To compare the efficacy and safety of ibandronate and pamidronate in patients with hypercalcemia of malignancy (HCM). Seventy-two patients with HCM [albumin-corrected serum calcium (CSC) >2.7 mmol/l] were treated with a single infusion of ibandronate (2 or 4 mg) or pamidronate (15, 30, 60, or 90 mg) on day 0. The dose was dependent on the severity of hypercalcemia (baseline CSC level). CSC was assessed daily until day 4, then at intervals until day 28. The primary endpoint was lowering of CSC at day 4. Secondary endpoints included the number of patients responding and time to re-increase following response.
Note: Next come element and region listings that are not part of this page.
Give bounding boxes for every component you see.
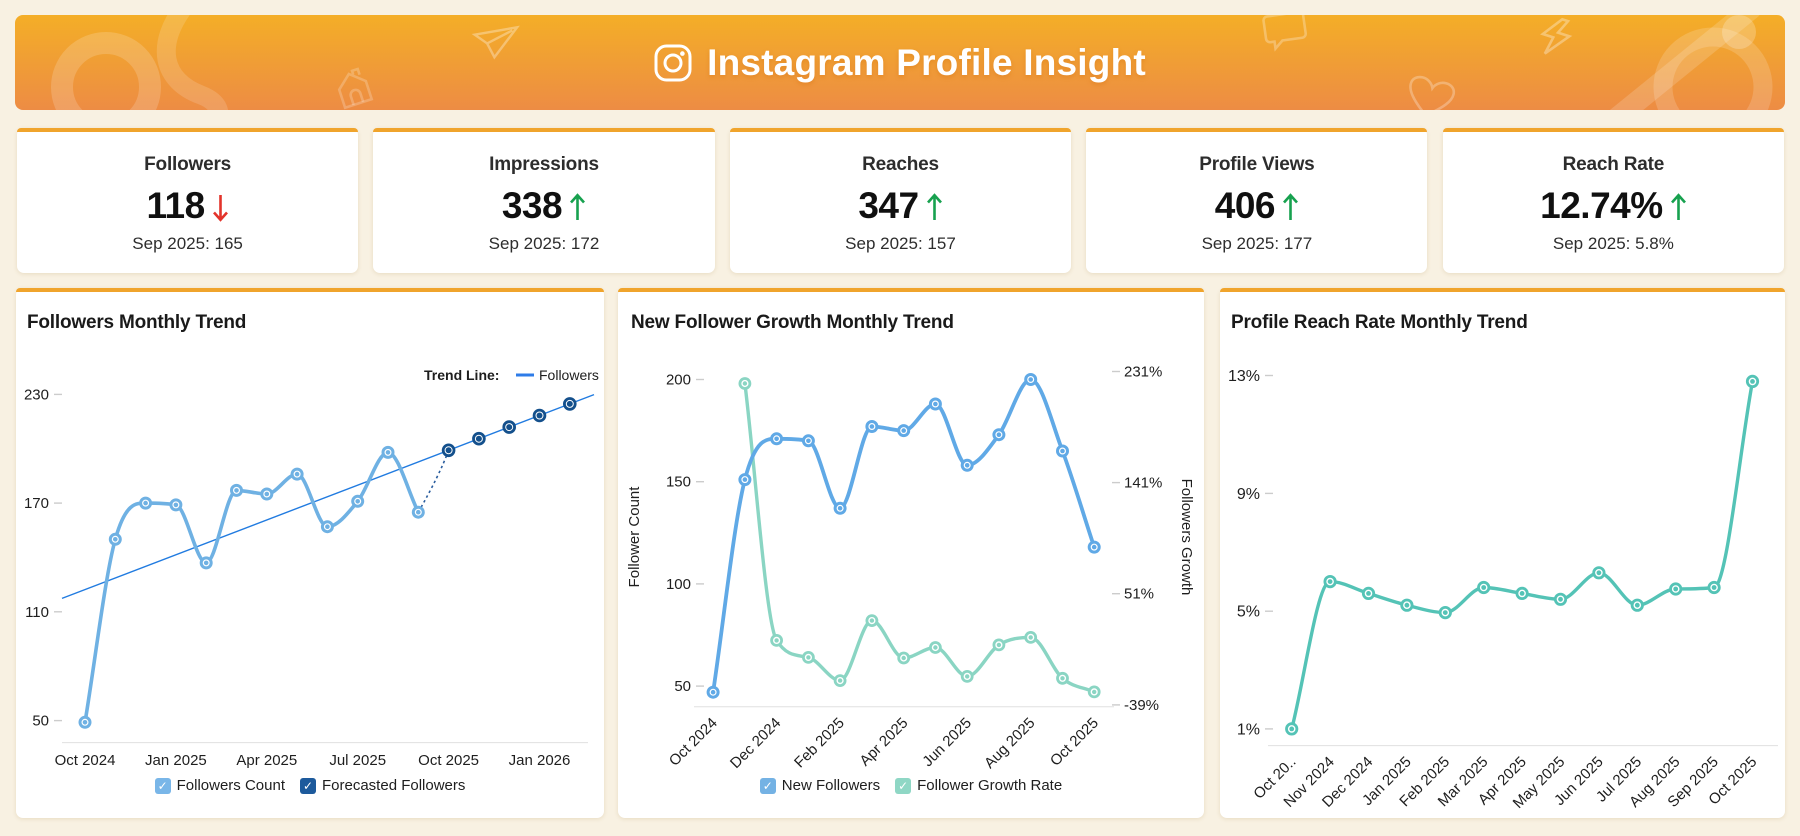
svg-text:Dec 2024: Dec 2024	[727, 715, 784, 772]
svg-text:Followers Growth: Followers Growth	[1178, 479, 1195, 596]
svg-text:1%: 1%	[1237, 721, 1260, 738]
svg-text:Oct 2024: Oct 2024	[666, 715, 721, 770]
svg-text:Oct 2025: Oct 2025	[1047, 715, 1102, 770]
svg-text:51%: 51%	[1124, 586, 1154, 603]
svg-text:200: 200	[666, 372, 691, 389]
svg-text:13%: 13%	[1228, 368, 1260, 385]
svg-text:Jun 2025: Jun 2025	[919, 715, 975, 771]
svg-text:231%: 231%	[1124, 364, 1162, 381]
svg-text:Followers: Followers	[539, 367, 599, 383]
svg-text:9%: 9%	[1237, 486, 1260, 503]
svg-text:Jul 2025: Jul 2025	[329, 752, 386, 769]
svg-text:Apr 2025: Apr 2025	[236, 752, 297, 769]
svg-text:50: 50	[32, 713, 49, 730]
svg-text:Trend Line:: Trend Line:	[424, 367, 499, 383]
svg-text:230: 230	[24, 386, 49, 403]
svg-text:170: 170	[24, 495, 49, 512]
svg-text:50: 50	[674, 678, 691, 695]
svg-text:Aug 2025: Aug 2025	[981, 715, 1038, 772]
svg-text:Follower Count: Follower Count	[626, 486, 643, 588]
svg-text:Jan 2025: Jan 2025	[145, 752, 207, 769]
svg-text:150: 150	[666, 474, 691, 491]
svg-text:Jan 2026: Jan 2026	[509, 752, 571, 769]
svg-text:Oct 2025: Oct 2025	[418, 752, 479, 769]
svg-text:100: 100	[666, 576, 691, 593]
svg-text:110: 110	[25, 604, 49, 621]
svg-text:Oct 2024: Oct 2024	[55, 752, 116, 769]
svg-text:141%: 141%	[1124, 475, 1162, 492]
svg-text:Apr 2025: Apr 2025	[856, 715, 911, 770]
svg-text:5%: 5%	[1237, 604, 1260, 621]
svg-text:-39%: -39%	[1124, 697, 1159, 714]
svg-text:Feb 2025: Feb 2025	[791, 715, 848, 772]
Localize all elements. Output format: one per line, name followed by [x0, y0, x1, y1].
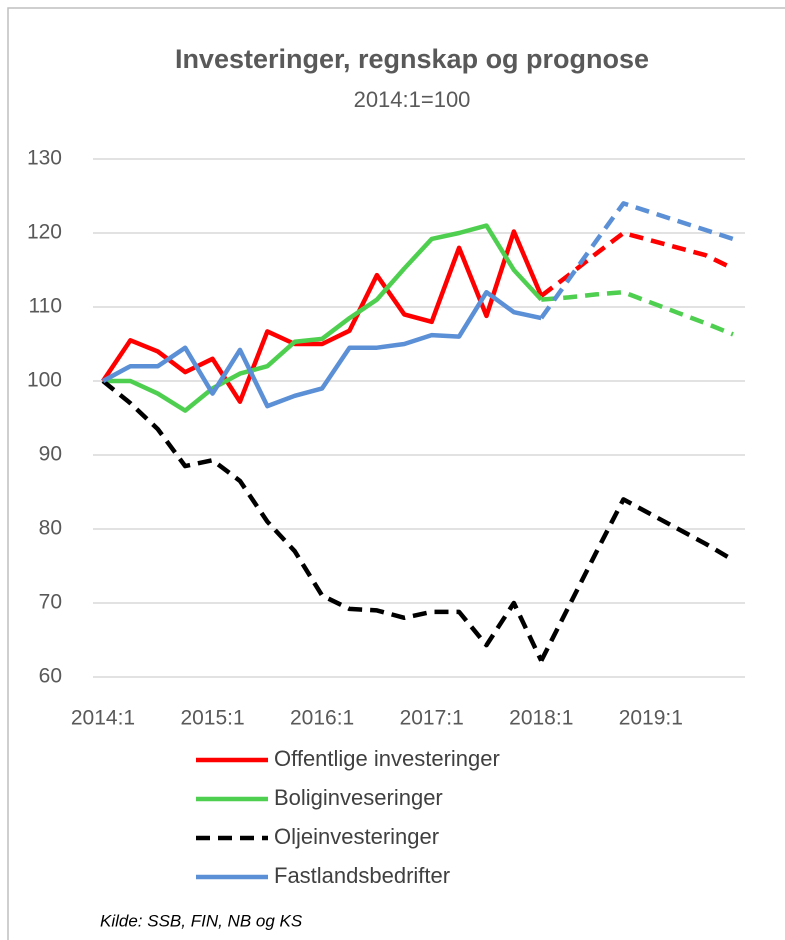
- forecast-line: [541, 289, 734, 337]
- series-line: [101, 229, 544, 404]
- y-tick-label: 110: [29, 295, 62, 318]
- frame: [7, 7, 785, 940]
- chart-subtitle: 2014:1=100: [354, 87, 471, 112]
- series-line: [101, 379, 544, 662]
- legend-label: Fastlandsbedrifter: [274, 863, 450, 888]
- forecast-line: [539, 230, 734, 298]
- y-tick-label: 120: [27, 221, 62, 244]
- legend-label: Oljeinvesteringer: [274, 824, 439, 849]
- source: Kilde: SSB, FIN, NB og KS: [100, 911, 303, 930]
- y-tick-label: 80: [39, 517, 62, 540]
- y-tick-label: 60: [39, 665, 62, 688]
- x-tick-label: 2016:1: [290, 707, 354, 730]
- legend-label: Offentlige investeringer: [274, 746, 500, 771]
- y-tick-label: 70: [39, 591, 62, 614]
- y-tick-label: 130: [27, 147, 62, 170]
- chart-title: Investeringer, regnskap og prognose: [175, 44, 649, 74]
- series-line: [101, 289, 542, 409]
- forecast-line: [539, 497, 735, 662]
- forecast-line: [539, 201, 734, 320]
- x-tick-label: 2017:1: [400, 707, 464, 730]
- series-line: [103, 223, 543, 413]
- y-tick-label: 100: [27, 369, 62, 392]
- y-tick-label: 90: [39, 443, 62, 466]
- x-tick-label: 2019:1: [619, 707, 683, 730]
- x-tick-label: 2018:1: [509, 707, 573, 730]
- x-tick-label: 2014:1: [71, 707, 135, 730]
- legend-label: Boliginveseringer: [274, 785, 443, 810]
- x-tick-label: 2015:1: [180, 707, 244, 730]
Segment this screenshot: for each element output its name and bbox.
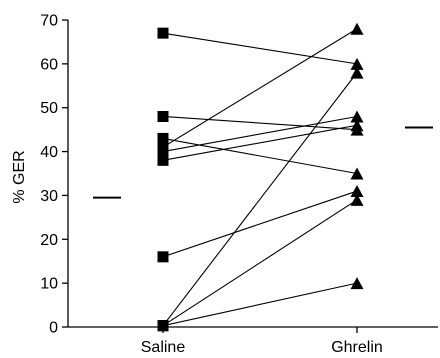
x-tick-label: Saline — [141, 339, 186, 356]
y-tick-label: 60 — [40, 56, 58, 73]
pair-line — [162, 115, 358, 153]
ghrelin-marker — [350, 277, 364, 290]
y-tick-label: 20 — [40, 232, 58, 249]
ghrelin-marker — [350, 110, 364, 123]
y-tick-label: 10 — [40, 276, 58, 293]
data-markers — [157, 22, 364, 332]
x-tick-label: Ghrelin — [331, 339, 383, 356]
pair-line — [162, 124, 358, 161]
ghrelin-marker — [350, 167, 364, 180]
saline-marker — [157, 320, 169, 332]
labels: % GER 0 10 20 30 40 50 60 70 Saline Ghrelin — [11, 13, 383, 357]
pair-line — [162, 28, 358, 148]
ghrelin-marker — [350, 57, 364, 70]
y-tick-label: 50 — [40, 100, 58, 117]
axes — [62, 19, 438, 333]
saline-marker — [157, 154, 169, 166]
y-tick-label: 0 — [49, 320, 58, 337]
pair-line — [162, 115, 358, 131]
y-axis-label: % GER — [11, 150, 28, 203]
y-tick-label: 30 — [40, 188, 58, 205]
saline-marker — [157, 146, 169, 158]
ghrelin-marker — [350, 119, 364, 132]
saline-marker — [157, 27, 169, 39]
saline-marker — [157, 110, 169, 122]
pair-line — [162, 137, 358, 175]
pair-line — [162, 199, 358, 327]
ghrelin-marker — [350, 193, 364, 206]
pair-lines — [162, 28, 358, 327]
group-means — [93, 126, 433, 199]
ghrelin-marker — [350, 66, 364, 79]
y-tick-label: 40 — [40, 144, 58, 161]
ghrelin-marker — [350, 22, 364, 35]
saline-marker — [157, 132, 169, 144]
saline-marker — [157, 251, 169, 263]
ghrelin-marker — [350, 185, 364, 198]
pair-line — [162, 32, 358, 65]
pair-line — [162, 72, 358, 327]
pair-line — [162, 282, 358, 327]
y-tick-label: 70 — [40, 13, 58, 30]
pair-line — [162, 190, 358, 258]
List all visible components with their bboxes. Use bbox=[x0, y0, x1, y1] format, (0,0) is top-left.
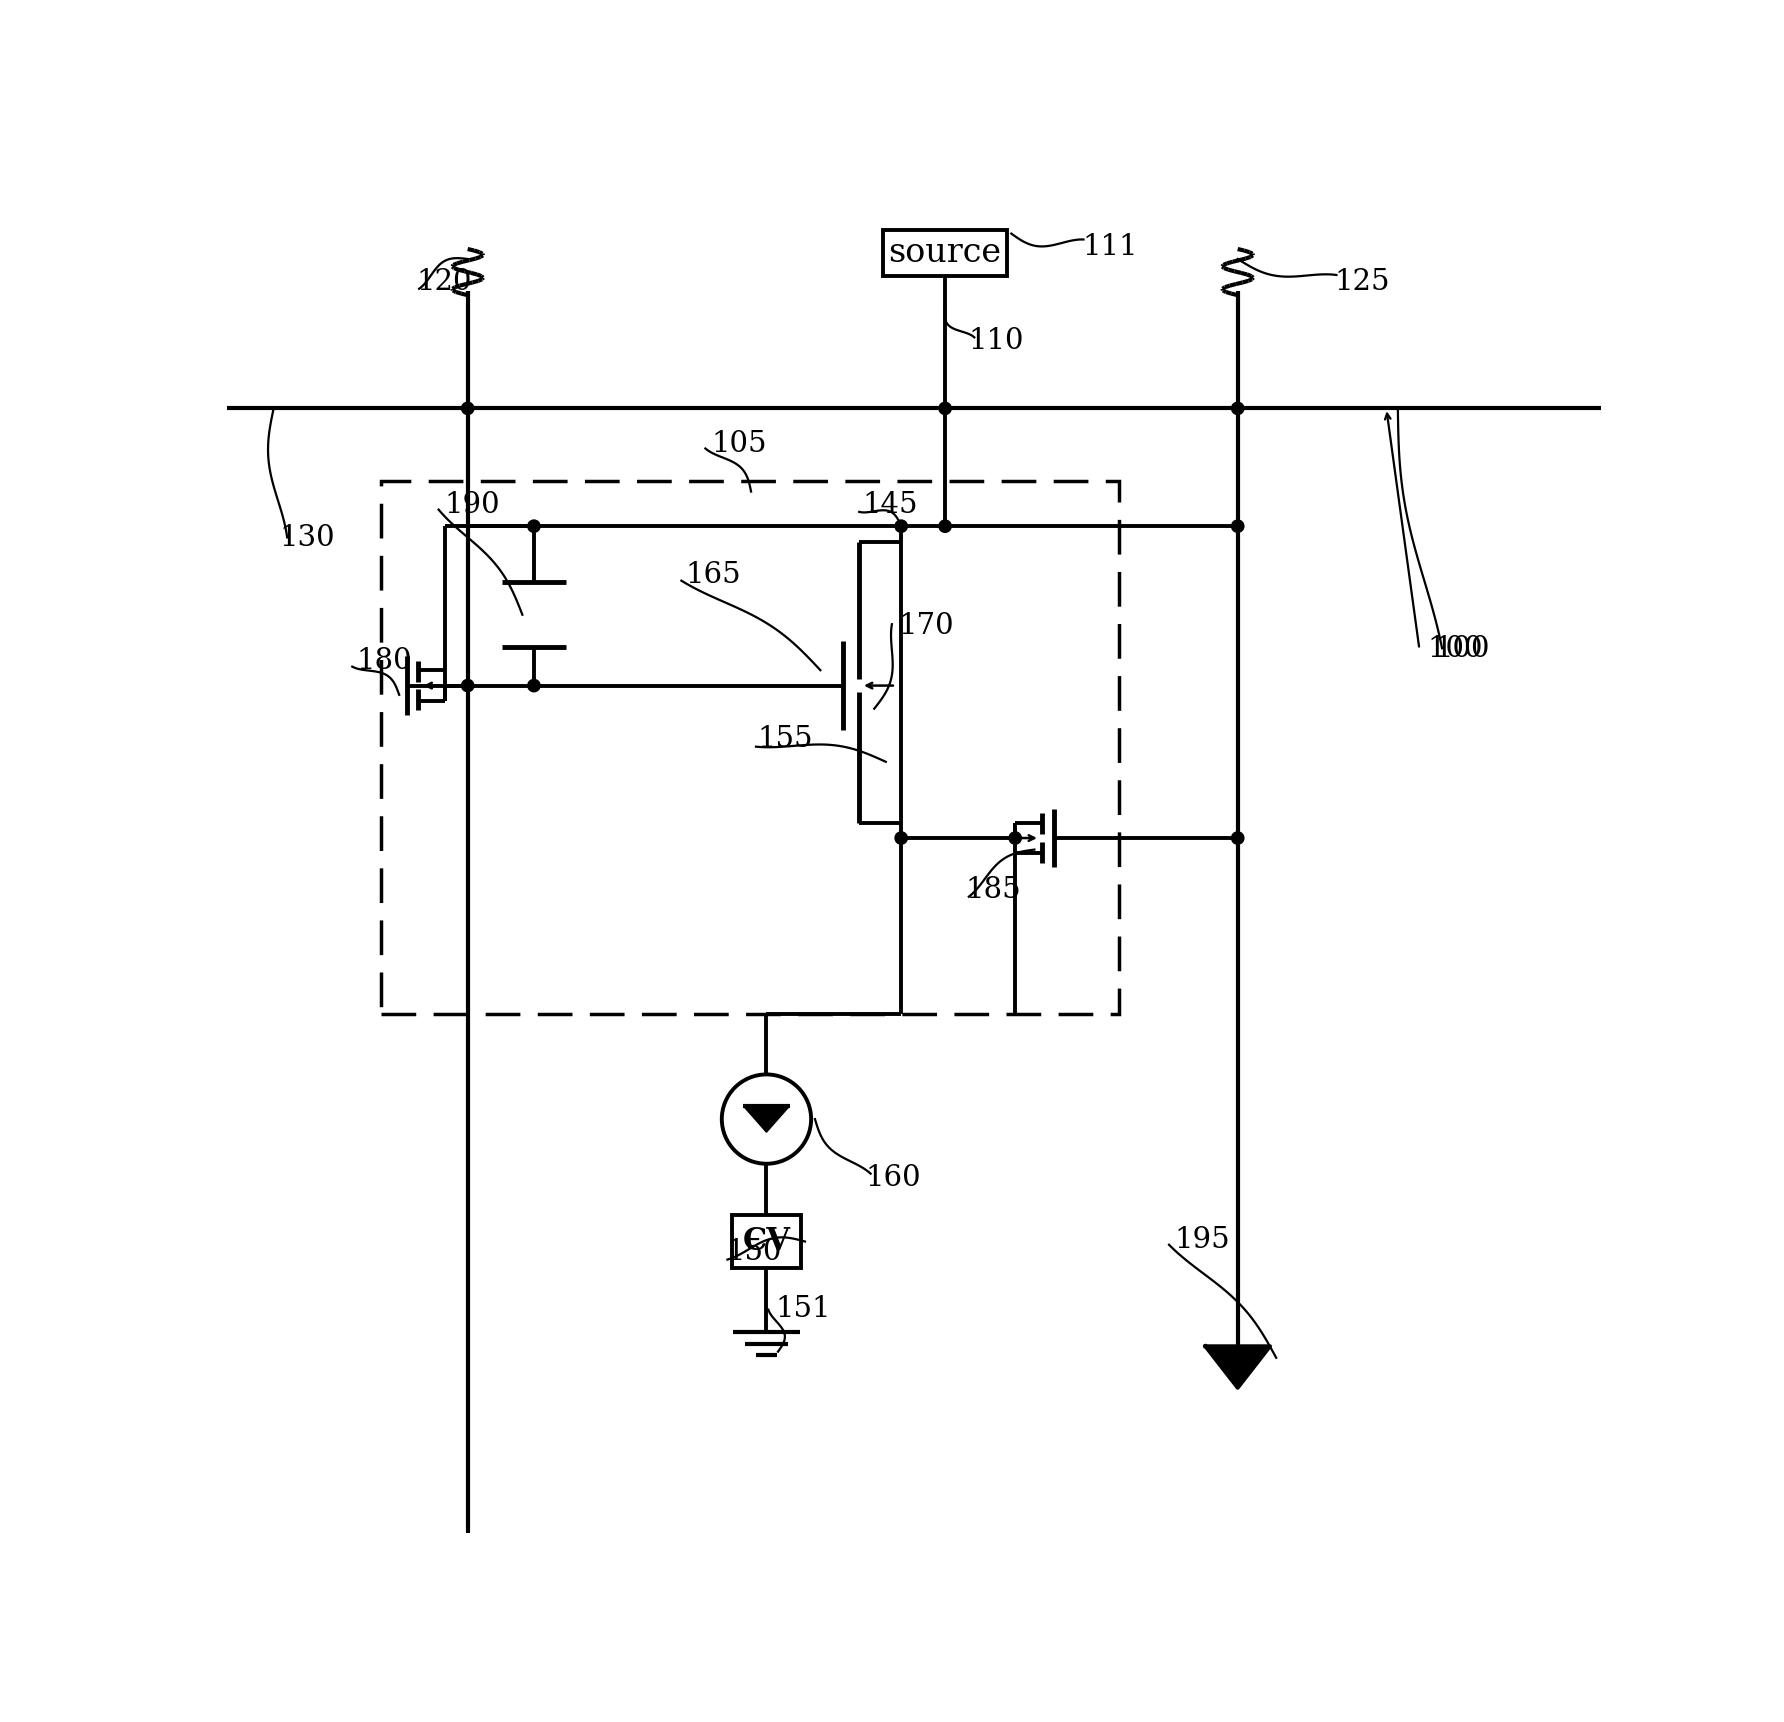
Text: 185: 185 bbox=[965, 876, 1020, 904]
Text: 145: 145 bbox=[863, 491, 919, 520]
Polygon shape bbox=[744, 1106, 790, 1131]
Circle shape bbox=[896, 520, 908, 532]
Text: 120: 120 bbox=[416, 269, 471, 296]
Circle shape bbox=[1231, 832, 1243, 844]
Text: 150: 150 bbox=[726, 1238, 781, 1266]
Text: 125: 125 bbox=[1334, 269, 1390, 296]
Text: 160: 160 bbox=[865, 1164, 921, 1192]
Text: source: source bbox=[888, 238, 1001, 269]
Circle shape bbox=[1231, 403, 1243, 415]
Text: 111: 111 bbox=[1083, 232, 1138, 260]
Text: 190: 190 bbox=[444, 491, 500, 520]
Circle shape bbox=[1231, 520, 1243, 532]
Text: 100: 100 bbox=[1427, 635, 1483, 663]
Text: 105: 105 bbox=[712, 430, 767, 458]
Text: 130: 130 bbox=[280, 523, 335, 551]
Text: 165: 165 bbox=[685, 561, 740, 589]
Text: 170: 170 bbox=[899, 613, 954, 641]
Circle shape bbox=[938, 403, 951, 415]
Text: 180: 180 bbox=[357, 647, 412, 675]
Circle shape bbox=[528, 680, 541, 692]
Bar bbox=[731, 1216, 801, 1267]
Circle shape bbox=[462, 403, 475, 415]
Circle shape bbox=[896, 832, 908, 844]
Text: 151: 151 bbox=[776, 1295, 831, 1322]
Circle shape bbox=[462, 680, 475, 692]
Circle shape bbox=[938, 520, 951, 532]
Text: 100: 100 bbox=[1434, 635, 1490, 663]
Polygon shape bbox=[1206, 1347, 1270, 1388]
Circle shape bbox=[1010, 832, 1020, 844]
Circle shape bbox=[528, 520, 541, 532]
Text: CV: CV bbox=[742, 1226, 790, 1257]
Text: 155: 155 bbox=[756, 725, 814, 754]
Text: 195: 195 bbox=[1174, 1226, 1231, 1254]
Text: 110: 110 bbox=[969, 327, 1024, 355]
Bar bbox=[883, 229, 1008, 276]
Using the CSC baseline approach, the most frequently administered doses were 4 mg ibandronate (78.4%) and 60 mg pamidronate (50.0%). Mean lowering of CSC at day 4 was 0.6 mmol/l for ibandronate and 0.41 mmol/l for pamidronate. The 95% confidence interval for the difference ibandronate pamidronate had a lower limit of 0.05 mmol/l, indicating that ibandronate was as effective as pamidronate. The number of patients responding to the two agents was also similar; 76.5% of ibandronate patients and 75.8% of pamidronate patients were rated as responders after the first dose of study medication. The median time to re-increase after response was longer for ibandronate (14 days) than pamidronate (4 days) ( P=0.0303). In the subgroup of 17 patients with high baseline CSC (>3.5 mmol/l), ibandronate appeared to be more effective than pamidronate. The safety profile of both agents was similar. Ibandronate is at least as effective as pamidronate in the treatment of HCM. Furthermore, in patients with higher baseline CSC ibandronate appears to be more effective than pamidronate. The duration of response is significantly longer with ibandronate than pamidronate.